Landschaft und Umgebung
Die Gemeinde Windhagen liegt mit ihren zwölf Einzelorten auf einer Fläche von 1494 ha im Norden des Naturparks "Rhein-Westerwald", knapp 30 Kilometer süd-östlich von Bonn. Das Landschaftsbild ringsum wird gekennzeichnet vom Übergang des Siebengebirges am Rhein hin zum sich weit nach Osten erstreckenden Westerwald.

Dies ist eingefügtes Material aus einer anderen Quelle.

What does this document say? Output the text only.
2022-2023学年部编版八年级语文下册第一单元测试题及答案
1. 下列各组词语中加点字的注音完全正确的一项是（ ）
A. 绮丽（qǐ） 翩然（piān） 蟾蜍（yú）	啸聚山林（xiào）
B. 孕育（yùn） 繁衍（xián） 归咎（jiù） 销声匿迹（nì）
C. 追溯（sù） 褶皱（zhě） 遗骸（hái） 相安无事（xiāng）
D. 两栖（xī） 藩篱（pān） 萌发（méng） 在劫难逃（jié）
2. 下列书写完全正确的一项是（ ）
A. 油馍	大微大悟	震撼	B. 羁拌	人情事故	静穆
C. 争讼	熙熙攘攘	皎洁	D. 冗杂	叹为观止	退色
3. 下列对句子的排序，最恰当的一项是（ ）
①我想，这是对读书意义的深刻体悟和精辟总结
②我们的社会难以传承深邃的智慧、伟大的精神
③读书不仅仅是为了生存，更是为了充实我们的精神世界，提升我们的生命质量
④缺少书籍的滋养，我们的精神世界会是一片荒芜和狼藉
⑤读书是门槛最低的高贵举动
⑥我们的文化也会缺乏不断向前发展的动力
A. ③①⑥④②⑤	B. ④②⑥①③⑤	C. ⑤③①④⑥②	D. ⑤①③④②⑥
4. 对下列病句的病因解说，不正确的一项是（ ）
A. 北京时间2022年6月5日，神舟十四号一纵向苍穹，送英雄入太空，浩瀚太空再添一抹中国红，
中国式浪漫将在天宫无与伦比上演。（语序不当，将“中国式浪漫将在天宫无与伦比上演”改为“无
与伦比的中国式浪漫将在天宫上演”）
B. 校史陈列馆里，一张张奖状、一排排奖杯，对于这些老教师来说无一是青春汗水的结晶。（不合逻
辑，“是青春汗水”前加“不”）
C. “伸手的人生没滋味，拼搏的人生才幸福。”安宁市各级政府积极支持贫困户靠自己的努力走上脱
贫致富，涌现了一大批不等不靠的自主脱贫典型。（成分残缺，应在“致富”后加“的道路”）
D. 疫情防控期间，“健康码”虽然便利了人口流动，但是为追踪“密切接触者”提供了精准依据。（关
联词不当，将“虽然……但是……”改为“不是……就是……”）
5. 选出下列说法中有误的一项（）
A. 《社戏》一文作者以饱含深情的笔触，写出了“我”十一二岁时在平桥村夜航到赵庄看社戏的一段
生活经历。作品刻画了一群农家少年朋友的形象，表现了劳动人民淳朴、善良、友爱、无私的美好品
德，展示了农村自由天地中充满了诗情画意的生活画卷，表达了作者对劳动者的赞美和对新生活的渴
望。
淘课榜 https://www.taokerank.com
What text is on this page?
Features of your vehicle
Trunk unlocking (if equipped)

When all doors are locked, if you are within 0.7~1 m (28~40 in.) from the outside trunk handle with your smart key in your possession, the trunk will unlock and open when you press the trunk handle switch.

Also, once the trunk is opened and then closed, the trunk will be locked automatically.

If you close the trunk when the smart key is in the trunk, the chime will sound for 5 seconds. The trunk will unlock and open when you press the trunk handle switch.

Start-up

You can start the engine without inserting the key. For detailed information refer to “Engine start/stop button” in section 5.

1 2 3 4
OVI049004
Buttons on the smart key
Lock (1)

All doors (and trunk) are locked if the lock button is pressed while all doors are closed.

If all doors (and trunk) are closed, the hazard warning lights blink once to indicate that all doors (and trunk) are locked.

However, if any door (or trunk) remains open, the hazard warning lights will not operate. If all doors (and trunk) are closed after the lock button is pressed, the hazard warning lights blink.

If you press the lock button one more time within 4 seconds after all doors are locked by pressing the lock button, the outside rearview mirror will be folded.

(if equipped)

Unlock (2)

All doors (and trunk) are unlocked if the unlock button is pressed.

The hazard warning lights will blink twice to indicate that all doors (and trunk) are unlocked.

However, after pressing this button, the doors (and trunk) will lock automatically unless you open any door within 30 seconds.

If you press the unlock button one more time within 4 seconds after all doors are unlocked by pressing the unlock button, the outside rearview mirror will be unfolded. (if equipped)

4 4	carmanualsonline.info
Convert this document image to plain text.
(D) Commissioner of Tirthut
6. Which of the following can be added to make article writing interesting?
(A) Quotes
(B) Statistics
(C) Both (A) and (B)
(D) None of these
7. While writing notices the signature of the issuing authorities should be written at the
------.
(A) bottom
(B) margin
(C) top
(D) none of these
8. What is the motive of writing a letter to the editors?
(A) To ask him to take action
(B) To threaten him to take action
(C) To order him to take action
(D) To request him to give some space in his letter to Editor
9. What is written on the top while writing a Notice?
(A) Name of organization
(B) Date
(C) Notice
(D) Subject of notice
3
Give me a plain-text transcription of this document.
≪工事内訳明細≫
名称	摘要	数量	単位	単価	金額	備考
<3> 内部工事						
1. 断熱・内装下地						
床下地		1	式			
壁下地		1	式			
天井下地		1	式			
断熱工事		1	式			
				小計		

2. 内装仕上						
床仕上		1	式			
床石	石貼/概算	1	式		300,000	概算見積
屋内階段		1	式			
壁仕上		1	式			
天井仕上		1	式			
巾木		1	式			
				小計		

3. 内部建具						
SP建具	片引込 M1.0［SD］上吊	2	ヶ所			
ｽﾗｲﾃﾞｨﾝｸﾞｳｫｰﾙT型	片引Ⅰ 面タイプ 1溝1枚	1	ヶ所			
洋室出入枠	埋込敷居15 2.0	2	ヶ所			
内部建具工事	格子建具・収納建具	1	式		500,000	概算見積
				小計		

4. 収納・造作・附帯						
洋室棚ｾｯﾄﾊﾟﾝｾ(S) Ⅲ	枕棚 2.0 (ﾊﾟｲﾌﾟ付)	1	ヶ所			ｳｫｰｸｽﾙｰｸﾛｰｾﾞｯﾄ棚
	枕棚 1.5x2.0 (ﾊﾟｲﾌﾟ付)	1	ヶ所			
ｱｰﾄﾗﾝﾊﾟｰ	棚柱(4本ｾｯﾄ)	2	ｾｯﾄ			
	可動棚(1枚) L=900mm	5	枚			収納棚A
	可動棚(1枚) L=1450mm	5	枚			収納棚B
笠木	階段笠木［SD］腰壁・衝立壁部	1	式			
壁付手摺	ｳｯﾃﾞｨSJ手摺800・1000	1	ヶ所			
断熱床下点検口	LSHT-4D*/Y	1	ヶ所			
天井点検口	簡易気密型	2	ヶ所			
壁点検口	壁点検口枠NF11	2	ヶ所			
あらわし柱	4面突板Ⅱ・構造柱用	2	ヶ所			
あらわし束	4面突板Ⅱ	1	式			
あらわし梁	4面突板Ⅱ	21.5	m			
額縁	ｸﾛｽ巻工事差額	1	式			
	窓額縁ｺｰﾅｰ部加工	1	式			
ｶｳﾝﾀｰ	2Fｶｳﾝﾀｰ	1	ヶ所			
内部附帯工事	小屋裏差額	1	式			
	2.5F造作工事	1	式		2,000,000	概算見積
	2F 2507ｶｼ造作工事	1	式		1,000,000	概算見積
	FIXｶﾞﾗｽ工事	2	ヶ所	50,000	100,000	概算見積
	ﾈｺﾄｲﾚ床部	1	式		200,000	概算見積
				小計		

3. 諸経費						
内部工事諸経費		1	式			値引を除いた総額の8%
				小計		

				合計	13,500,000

Der höchste Punkt der Gemeinde befindet sich mit 322 Metern über Null in Vierwinden, nahe dem Innerort. Die Topographie mit ihren mehr oder weniger steil ansteigenden, bzw. abfallenden Hügeln lässt ein unregelmäßiges Landschaftsbild entstehen, was aber einen der größten Reize der Gemeinde ausmacht, denn man erhält immer wieder wunderschöne Ausblicke über das Dorf, die Nachbargemeinden und die reizvolle Naturlandschaft. Wiesenlandschaft
Eine große Anzahl von Wiesen, Feldern und Viehweiden, die aus Windhagens landwirtschaftlicher Ausrichtung resultieren, runden das Landschaftsbild idyllisch ab. Allerdings ist die Zahl der Landwirte in den letzten Jahren stark zurück gegangen - es gibt derzeit nur noch zwei Vollerwerbsbetriebe im Gemeindegebiet - und so werden die landwirtschaftlichen Flächen heute überwiegend von Landwirten aus der Umgebung angepachtet und bestellt oder von Privatleuten angemietet, die dort ihre Pferde unterstellen.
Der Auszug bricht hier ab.